Mandy Moore does an excellent job voicing Rapunzel in Tangled and I love what she recently said about dieting and body image at the Tangled press event in Disneyland:

"I'm not obsessive about dieting. If I want to have a burger and fries like I did the other night in the park, then I'm going to do that because that's okay. [There have been times] when it's the first thing on my mind all the time. I'm so affected and driven by that diet and what I'm eating and how much I'm exercising. I've just realized in time that if it's a constant thread in the background of my life, that's when I'm the happiest and that's when I feel the best about myself."

This is the healthy mindset I hope to develop one day and in my opinion, Mandy Moore has never looked better.

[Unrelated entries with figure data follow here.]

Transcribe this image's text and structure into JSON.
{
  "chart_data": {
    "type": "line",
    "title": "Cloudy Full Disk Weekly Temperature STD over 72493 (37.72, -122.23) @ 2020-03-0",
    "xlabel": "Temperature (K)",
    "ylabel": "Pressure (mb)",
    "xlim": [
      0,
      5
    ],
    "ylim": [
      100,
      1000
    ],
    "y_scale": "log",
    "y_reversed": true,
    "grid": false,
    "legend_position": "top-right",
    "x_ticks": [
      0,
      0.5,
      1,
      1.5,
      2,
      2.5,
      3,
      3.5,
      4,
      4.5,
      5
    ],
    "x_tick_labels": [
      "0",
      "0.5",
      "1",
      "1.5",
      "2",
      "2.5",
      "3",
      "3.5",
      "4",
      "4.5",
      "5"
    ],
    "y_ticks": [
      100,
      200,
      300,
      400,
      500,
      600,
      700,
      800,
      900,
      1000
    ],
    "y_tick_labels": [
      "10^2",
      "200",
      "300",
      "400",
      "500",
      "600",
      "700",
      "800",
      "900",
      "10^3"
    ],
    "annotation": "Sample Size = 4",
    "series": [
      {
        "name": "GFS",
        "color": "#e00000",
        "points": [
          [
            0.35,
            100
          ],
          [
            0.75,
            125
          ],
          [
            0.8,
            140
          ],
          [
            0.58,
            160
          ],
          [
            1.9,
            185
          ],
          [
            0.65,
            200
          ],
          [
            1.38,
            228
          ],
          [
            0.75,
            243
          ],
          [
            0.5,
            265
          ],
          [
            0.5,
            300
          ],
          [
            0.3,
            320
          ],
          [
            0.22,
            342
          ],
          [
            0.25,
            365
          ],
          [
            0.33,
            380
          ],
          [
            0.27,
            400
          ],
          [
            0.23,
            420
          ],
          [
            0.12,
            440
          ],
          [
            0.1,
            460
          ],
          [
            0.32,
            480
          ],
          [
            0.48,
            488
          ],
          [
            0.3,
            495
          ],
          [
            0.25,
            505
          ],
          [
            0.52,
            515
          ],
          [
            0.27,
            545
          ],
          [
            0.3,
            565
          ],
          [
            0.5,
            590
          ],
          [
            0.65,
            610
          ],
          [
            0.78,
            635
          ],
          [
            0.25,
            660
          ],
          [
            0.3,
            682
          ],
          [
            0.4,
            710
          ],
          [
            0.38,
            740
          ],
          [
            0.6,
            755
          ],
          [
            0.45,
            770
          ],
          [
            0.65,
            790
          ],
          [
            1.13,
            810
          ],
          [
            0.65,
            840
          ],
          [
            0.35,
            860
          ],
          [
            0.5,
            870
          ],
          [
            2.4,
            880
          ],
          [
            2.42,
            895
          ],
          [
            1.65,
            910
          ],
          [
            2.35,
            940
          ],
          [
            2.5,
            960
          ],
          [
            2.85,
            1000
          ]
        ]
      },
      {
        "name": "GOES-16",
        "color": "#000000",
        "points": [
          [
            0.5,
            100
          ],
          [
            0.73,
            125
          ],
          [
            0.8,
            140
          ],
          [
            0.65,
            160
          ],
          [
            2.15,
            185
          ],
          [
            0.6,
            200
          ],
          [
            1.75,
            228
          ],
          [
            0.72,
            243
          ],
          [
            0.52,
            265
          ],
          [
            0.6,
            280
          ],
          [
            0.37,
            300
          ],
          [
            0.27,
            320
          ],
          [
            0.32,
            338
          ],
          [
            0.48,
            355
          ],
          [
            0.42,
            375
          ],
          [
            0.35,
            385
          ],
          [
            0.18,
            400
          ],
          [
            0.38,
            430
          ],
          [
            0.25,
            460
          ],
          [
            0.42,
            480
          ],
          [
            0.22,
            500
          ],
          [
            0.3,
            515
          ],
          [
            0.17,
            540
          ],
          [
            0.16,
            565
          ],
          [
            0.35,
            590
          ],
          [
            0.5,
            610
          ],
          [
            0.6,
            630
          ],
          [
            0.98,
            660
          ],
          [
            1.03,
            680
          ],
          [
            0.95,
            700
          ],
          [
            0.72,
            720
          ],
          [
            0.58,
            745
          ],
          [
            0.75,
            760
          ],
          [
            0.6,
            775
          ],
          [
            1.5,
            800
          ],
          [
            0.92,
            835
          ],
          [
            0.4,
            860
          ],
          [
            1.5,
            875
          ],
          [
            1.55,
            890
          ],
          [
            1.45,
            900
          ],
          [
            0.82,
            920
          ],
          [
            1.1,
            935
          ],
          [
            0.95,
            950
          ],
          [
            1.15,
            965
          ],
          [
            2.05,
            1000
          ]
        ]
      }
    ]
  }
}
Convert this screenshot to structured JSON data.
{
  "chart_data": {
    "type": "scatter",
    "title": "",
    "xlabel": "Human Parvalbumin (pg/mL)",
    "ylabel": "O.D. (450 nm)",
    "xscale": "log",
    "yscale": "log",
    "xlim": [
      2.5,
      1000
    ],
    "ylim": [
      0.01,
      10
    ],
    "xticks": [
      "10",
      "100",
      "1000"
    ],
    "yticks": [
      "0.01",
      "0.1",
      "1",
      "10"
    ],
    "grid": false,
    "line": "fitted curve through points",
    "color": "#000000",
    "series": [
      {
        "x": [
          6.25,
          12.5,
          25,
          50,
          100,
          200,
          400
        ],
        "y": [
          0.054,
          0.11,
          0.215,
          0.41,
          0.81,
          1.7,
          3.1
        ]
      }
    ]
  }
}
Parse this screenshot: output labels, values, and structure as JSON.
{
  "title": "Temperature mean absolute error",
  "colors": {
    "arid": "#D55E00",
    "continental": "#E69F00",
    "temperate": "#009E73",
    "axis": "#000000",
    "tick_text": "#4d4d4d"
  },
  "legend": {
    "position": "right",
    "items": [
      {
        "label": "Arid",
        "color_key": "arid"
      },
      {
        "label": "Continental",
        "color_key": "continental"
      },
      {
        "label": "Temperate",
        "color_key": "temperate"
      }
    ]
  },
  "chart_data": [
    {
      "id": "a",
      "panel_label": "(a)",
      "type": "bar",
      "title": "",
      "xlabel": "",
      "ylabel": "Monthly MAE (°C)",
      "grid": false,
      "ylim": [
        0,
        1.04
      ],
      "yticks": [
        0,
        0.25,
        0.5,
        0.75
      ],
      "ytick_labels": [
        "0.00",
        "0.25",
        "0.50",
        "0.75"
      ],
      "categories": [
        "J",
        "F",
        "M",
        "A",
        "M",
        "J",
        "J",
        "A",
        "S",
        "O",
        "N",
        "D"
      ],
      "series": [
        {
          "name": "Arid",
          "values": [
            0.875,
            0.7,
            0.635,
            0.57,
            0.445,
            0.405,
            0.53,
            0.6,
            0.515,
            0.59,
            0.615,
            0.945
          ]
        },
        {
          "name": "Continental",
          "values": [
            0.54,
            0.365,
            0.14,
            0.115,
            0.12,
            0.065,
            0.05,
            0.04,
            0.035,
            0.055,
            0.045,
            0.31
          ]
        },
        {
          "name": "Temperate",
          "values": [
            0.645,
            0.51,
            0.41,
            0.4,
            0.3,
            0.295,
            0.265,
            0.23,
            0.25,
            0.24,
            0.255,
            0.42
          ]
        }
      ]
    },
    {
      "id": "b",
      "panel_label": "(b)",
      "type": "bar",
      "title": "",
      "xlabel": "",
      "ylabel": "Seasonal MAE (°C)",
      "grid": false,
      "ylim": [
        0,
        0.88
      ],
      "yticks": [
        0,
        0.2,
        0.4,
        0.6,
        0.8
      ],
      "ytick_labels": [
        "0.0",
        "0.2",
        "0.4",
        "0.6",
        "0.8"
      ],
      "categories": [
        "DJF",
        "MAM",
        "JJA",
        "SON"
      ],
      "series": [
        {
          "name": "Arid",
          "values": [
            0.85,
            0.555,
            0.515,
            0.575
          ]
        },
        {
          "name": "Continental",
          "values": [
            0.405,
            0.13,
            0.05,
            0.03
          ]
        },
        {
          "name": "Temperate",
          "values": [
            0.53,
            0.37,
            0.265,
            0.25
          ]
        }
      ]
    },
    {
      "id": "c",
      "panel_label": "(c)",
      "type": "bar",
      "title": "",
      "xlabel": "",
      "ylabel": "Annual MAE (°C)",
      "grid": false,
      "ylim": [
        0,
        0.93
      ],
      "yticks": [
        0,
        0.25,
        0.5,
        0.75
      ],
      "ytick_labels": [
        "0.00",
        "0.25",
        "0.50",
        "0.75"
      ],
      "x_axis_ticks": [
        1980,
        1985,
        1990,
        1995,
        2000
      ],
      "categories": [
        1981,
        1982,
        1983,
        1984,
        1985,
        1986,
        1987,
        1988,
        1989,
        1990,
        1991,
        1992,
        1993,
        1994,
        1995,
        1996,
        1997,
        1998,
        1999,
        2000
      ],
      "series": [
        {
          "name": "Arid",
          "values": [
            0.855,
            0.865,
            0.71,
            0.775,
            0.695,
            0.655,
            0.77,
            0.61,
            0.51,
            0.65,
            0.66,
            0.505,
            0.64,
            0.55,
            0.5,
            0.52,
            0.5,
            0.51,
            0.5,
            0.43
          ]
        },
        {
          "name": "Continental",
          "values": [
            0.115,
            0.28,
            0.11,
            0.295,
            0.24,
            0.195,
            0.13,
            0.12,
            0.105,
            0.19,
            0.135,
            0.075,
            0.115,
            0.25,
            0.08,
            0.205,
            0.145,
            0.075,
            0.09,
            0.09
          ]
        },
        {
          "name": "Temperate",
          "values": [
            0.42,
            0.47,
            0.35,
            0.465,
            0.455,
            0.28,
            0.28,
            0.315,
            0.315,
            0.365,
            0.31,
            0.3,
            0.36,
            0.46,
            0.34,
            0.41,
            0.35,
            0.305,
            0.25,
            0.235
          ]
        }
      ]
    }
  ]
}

Lesson to take from the lovely animated Disney characters and the voice behind one of them? Vanity should be the last thing on our mind and when it is, that is when we are our most happiest and the most beautiful. Let's practice that starting today!

1 comment:

  1. I Love this post! I actually hadn't thought about all the ways that vanity is talked about in Disney movies, very interesting! Plus "Tangled" really was as good as you said it was! I loved it so much!